Helen Butler, the executive director of the Georgia Coalition for the People’s Agenda, a civil rights group that works on expanding voter access, questioned why Republicans were suddenly interested in restricting access to vote by mail. “I’m just gonna be honest, more white people used vote by mail than people of color, because they didn’t trust the process – now that we’ve got them trusting the process, now they want to go in and change the rules,” she told the Guardian earlier this month.
In Texas, which already has some of the most stringent rules around voting in the country, lawmakers have pre-filed several bills with new restrictions. One bill would prevent state officials from sending out applications to vote by mail. The measure comes after election officials in Harris county tried to mail applications to all 2.4 million registered voters in the county.
“There are differently going to be those same efforts, like we saw during the election, to combat what local election administrators are doing to try and innovate to try and make voting more convenient and safer,” said Anthony Gutierrez, the executive director of Common Cause Texas, a government watchdog group. “Texas is always on the cutting edge of finding new ways to suppress the vote.”
Another measure would require state officials to investigate anyone who casts a ballot while swearing they don’t have an acceptable form of photo identification (something currently allowed under Texas law). The same bill would require the state to regularly compare its voter rolls with a Department of Homeland Security data to try and find registered non-citizens, a process that has been shown to be inaccurate in the past. In 2019, Texas officials announced they had found nearly 100,000 non-citizens on its voter rolls, but were forced to retract that accusation once the data was shown to be inaccurate.
This isn’t the first time that lawmakers have moved to cut off voting access after turnout surged, Pérez said. After the 2008 presidential election, Republicans took control of state legislatures in 2010 and were more likely to pass voting restrictions in places where there were high minority populations or high turnout among minority voters. “People don’t get threatened about participation levels until they start reaching a certain threshold where they can actually disrupt the power structure,” she said.
Keith Bentele, a professor at the Southwest Institute for Research on Women at the University of Arizona who has studied efforts to restrict voting access, said it was “extremely likely” that Republicans – who will still wield enormous power over state legislatures – would pass new voting restrictions.

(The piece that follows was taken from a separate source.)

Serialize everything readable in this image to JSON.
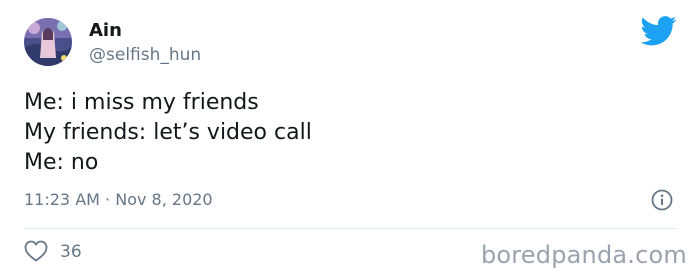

“Given the extraordinarily intense amplification of the voter fraud myth by President Trump and allies unfolding currently, it would seem odd if state legislators did not follow through with legislation to address these alleged (and in nearly all cases immaterial) issues of election integrity,” he wrote in an email.
Pérez questioned what kind of message it would send to the American public to see politicians so swiftly restrict access to voting after many people used it for the first time.
“What does it do to the American population to have to see our politicians being so self serving. So brazen in their attempts to make it harder for people to vote?,” she said. “It’s just gonna tell a really ugly story about America.”